By Shereen Shabnam
Pakistan is blessed with abundant natural and dynamic landscapes with crystal clear rivers, arid deserts, lakes, waterfalls, springs and snowcapped mountains in abundance but I only realized how beautiful the country really is recently when I chanced upon some images online of the Hunza Valley and Gilgit.
Visitors to this fascinating region describe it as heaven on earth and the stunning mountain ranges has started bringing tourists to the country in great numbers recently.
What caught my eye in the images was the spectrum of colours in the natural surroundings of the villages that leaves one truly mesmerised. The lakes, the trees, the meadows, the flora and fauna brightening up the scene with pink, white, red and orange flowers looking as magical as the fiery sunsets in the evenings.
This motivated me to explore more images of Pakistan, a place I have wanted to visit as a child when I first started learning Urdu in school in Fiji Islands. The country has bustling cities, wild frontiers, colourful landscapes but most of all, the message that came across strongly from visitors and travel bloggers was the charm and hospitality of the locals.
Every Pakistani friend I have met, every travel blog I read and speaking with foreigners and travellers I met around the world as we exchanged our travel notes said the kindest, down to earth, hospitable, charitable and warm people they met during their travels was in Pakistan which made me even more curious to plan a visit but a pandemic laid my plans to rest.
Not wanting to give up hope of visiting this enchanting country in the future, I asked my friends for information, images and ideas on where to go and what to do in Pakistan. Trying wholesome local food was on top of the list of everyone who has been to Pakistan. As a foodie and as an editor of three coffee table cookbooks, this was music to my ears.
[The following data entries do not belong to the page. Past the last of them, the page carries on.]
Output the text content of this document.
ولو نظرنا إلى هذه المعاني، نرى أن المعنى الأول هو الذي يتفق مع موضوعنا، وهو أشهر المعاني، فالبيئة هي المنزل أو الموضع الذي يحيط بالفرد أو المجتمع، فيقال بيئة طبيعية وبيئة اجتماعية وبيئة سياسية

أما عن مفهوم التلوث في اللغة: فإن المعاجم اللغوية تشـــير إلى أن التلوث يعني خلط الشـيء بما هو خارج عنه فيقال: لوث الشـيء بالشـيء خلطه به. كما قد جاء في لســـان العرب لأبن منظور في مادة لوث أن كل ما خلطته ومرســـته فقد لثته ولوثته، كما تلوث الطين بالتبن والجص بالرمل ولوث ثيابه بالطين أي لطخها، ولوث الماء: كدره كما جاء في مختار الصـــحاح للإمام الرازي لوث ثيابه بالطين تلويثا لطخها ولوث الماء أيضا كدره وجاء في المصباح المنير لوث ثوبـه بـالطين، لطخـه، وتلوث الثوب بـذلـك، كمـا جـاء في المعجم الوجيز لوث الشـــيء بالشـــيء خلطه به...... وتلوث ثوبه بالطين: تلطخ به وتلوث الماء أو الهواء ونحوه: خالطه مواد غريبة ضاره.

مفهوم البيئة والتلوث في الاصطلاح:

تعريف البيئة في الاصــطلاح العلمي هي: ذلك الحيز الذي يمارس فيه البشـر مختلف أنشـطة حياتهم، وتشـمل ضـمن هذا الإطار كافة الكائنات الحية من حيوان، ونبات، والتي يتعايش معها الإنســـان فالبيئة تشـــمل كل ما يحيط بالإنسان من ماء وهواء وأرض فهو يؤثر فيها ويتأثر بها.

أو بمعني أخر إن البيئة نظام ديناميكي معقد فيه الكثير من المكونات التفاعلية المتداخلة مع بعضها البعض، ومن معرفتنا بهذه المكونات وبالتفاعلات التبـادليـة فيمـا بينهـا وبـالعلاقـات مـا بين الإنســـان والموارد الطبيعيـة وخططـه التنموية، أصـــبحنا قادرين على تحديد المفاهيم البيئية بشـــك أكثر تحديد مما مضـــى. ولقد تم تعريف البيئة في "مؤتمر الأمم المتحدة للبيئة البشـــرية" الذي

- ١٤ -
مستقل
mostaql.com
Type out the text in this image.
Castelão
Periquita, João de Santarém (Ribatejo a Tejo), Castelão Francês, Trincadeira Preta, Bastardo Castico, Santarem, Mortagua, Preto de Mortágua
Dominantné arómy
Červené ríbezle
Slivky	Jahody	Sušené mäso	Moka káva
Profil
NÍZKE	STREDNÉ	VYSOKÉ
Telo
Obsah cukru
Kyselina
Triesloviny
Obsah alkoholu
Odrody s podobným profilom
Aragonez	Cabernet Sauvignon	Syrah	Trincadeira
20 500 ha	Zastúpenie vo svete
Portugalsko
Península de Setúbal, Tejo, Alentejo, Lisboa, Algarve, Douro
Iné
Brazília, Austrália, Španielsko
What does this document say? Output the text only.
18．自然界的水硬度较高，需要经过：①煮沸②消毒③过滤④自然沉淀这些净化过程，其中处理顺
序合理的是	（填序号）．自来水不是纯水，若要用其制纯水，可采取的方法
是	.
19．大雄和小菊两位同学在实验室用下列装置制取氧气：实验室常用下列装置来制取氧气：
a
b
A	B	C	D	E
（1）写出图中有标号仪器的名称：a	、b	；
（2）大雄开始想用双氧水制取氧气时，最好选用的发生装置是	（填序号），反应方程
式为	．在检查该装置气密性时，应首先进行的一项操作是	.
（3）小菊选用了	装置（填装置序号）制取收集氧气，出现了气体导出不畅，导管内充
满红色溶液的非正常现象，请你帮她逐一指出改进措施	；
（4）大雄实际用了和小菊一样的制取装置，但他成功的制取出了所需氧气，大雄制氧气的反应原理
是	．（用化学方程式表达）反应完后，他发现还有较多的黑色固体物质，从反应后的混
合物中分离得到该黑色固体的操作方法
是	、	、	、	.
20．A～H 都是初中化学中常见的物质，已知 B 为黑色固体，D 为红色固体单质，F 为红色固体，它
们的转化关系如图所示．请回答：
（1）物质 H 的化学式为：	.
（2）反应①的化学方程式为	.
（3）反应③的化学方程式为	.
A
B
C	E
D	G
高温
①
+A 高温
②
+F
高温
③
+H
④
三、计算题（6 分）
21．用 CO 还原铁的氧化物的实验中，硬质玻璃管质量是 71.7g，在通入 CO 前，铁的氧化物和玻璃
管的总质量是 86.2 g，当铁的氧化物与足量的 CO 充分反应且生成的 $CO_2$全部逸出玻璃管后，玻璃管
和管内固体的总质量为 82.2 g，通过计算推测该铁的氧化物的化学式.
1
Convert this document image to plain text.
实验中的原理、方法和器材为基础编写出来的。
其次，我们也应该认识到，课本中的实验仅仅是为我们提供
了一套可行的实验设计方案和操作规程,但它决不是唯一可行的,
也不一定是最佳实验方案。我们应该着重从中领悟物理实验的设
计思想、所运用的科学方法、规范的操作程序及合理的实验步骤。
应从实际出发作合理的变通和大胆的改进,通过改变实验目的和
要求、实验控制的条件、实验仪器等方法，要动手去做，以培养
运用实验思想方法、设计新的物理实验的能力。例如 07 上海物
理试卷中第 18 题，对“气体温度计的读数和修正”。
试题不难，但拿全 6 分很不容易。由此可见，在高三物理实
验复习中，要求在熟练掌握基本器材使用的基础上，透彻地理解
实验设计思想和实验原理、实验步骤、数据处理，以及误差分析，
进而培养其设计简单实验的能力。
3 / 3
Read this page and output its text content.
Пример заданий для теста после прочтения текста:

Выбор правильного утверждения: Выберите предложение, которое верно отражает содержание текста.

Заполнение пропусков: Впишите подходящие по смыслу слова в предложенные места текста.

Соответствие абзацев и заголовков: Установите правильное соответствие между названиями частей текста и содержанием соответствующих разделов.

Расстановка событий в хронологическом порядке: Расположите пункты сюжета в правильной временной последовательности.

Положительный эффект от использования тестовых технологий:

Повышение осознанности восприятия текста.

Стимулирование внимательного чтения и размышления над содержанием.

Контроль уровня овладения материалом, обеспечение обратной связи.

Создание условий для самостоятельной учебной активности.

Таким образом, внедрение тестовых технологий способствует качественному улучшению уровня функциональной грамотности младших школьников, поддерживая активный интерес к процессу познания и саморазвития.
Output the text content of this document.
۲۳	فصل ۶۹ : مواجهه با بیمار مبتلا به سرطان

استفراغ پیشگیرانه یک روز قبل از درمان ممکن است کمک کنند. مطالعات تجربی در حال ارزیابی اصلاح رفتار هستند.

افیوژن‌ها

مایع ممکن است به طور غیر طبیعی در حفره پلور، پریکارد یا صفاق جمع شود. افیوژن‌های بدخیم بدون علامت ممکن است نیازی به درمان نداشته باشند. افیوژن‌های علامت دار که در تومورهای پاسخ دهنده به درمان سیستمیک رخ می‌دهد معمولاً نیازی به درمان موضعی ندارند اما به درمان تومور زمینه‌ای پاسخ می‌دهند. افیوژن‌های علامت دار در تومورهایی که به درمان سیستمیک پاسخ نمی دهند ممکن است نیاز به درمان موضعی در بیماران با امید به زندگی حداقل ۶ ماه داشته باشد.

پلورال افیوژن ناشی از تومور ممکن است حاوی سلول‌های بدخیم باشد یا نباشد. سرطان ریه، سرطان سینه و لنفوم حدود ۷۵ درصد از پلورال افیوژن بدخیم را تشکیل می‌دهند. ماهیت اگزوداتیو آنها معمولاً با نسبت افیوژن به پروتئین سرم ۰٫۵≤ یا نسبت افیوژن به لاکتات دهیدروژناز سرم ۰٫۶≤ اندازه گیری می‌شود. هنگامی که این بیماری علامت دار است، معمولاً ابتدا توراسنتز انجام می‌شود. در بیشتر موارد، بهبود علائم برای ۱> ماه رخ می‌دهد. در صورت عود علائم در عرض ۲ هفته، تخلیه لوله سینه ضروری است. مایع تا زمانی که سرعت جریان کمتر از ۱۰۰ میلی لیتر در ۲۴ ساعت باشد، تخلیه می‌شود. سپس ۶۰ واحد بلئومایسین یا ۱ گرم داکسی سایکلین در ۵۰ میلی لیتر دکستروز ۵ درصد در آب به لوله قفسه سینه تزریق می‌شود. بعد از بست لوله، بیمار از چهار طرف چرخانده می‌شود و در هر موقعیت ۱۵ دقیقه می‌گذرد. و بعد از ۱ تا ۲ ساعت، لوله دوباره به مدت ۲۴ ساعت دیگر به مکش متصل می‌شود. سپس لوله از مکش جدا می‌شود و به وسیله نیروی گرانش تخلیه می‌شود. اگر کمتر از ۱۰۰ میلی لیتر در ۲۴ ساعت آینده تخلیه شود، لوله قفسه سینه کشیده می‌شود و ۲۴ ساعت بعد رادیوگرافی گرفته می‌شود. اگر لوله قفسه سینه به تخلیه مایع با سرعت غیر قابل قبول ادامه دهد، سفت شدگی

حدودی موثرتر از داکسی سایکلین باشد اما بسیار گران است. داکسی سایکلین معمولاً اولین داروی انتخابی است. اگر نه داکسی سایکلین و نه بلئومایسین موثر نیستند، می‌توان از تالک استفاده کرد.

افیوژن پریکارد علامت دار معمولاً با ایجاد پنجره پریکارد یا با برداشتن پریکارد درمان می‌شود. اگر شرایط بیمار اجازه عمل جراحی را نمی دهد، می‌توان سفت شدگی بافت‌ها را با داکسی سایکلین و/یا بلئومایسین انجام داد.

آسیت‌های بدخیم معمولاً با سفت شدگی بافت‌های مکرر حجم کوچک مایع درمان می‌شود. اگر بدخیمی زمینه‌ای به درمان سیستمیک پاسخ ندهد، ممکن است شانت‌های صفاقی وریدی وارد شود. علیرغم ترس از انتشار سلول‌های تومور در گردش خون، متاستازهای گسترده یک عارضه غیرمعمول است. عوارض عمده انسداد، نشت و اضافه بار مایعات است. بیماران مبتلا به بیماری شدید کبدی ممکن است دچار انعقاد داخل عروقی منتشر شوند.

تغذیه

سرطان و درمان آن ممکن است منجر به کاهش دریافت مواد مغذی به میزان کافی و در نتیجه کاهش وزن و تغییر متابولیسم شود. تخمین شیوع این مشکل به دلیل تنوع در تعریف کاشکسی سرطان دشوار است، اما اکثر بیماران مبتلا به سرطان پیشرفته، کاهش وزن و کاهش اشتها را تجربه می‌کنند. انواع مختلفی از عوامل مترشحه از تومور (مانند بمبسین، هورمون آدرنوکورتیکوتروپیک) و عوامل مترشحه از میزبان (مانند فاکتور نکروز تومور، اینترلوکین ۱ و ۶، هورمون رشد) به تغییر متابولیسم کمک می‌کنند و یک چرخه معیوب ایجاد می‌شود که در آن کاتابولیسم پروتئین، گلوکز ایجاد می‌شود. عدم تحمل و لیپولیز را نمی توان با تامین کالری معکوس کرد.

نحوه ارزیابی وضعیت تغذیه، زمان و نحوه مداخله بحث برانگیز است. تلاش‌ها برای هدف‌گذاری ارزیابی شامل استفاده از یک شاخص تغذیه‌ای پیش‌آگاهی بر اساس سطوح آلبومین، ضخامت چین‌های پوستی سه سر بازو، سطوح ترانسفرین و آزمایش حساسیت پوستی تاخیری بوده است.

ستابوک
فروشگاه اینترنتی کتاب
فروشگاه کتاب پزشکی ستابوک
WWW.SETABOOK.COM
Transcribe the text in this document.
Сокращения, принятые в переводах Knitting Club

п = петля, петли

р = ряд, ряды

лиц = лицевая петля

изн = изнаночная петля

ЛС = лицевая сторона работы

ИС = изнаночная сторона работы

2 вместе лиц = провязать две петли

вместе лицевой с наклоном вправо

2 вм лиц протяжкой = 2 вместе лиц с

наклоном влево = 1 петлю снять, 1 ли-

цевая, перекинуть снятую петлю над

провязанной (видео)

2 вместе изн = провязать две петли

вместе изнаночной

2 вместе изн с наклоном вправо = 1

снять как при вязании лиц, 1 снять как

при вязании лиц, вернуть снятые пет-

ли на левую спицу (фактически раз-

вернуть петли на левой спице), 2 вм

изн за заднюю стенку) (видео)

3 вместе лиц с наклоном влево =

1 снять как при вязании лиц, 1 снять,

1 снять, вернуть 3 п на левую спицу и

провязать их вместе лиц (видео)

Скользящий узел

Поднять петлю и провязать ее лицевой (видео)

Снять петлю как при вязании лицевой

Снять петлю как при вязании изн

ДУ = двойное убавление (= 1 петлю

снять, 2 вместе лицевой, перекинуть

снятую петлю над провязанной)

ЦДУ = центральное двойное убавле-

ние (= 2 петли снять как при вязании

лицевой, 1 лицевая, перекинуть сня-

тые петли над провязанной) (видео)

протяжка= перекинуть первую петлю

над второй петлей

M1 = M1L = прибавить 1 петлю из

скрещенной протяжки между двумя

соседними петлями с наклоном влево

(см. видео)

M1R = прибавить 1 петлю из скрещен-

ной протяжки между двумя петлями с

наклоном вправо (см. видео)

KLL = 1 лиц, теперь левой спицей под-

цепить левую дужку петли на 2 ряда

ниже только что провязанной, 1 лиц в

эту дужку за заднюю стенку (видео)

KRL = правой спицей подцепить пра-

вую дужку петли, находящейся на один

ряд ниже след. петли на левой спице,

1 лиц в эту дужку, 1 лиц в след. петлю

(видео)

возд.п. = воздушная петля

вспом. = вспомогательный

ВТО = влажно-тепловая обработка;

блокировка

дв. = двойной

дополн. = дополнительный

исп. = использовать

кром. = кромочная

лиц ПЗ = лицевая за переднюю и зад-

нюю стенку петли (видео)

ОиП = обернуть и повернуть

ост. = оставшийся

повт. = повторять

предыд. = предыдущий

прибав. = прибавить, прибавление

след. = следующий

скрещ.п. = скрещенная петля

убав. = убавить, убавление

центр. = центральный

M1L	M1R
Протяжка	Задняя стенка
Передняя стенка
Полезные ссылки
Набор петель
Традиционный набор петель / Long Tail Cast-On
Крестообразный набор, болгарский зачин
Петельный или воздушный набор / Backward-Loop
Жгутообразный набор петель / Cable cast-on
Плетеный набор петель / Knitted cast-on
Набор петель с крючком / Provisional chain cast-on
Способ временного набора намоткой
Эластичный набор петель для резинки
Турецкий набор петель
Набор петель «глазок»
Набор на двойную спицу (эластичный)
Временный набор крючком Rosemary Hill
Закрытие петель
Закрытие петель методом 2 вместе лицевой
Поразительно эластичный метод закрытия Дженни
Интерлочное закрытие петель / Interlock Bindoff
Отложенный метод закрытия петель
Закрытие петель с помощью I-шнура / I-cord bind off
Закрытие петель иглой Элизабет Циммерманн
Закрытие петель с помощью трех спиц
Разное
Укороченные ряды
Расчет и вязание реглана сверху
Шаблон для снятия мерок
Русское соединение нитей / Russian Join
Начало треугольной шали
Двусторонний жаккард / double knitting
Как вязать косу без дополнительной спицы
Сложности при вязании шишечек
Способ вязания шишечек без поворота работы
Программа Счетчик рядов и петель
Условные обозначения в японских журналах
My Pakistani friend in UAE invited me to sample some delicacies at her home so I would know what to order when I got to Pakistan. She cooked many iftar meals in Ramadan and the Biryani dishes, meat dishes and sweets surpassed every curry meal I have ever had so I am looking forward to a delectable culinary journey when I land in Pakistan when borders open.
Another thing that caught my eye as a motoring enthusiast and Jury for regional and international Car awards was the stunning and epic highways in Pakistan – most roads are amazing for picturesque drives but some are an astonishing feat of engineering cut across mountains against the odds – somehow the local drivers make it look easy. Seeing the road trips others have taken and their pictures showcasing the natural beauty of the terrain makes the journey worth it up the rolling mountains and the quaint villages and valleys.
Most of our readers also love adventure tourism and Pakistan has plenty of that, including hiking, trekking and hunting. Those brave enough to venture outdoors into the rough terrain can come across mountain species like sheep, deers, gazelles, wild cats, buffalos, golden jackals, goats etc.
Personally, if I ever make it there, I would prefer a walk along the small villages near Hunza and Gilgit areas that includes beautiful scenery, culture, some history, and try the fresh local fruits and authentic Pakistani food.
In addition to the outback areas, also on my bucket list is to experience the bustling city life in Pakistan, in particular the different markets. As I continue to explore Pakistan virtually for ideas on where to go and what to do, I am praying for travel restrictions to ease world over so that we get a chance to experience the beauty of countries like Pakistan first hand instead of images and videos online.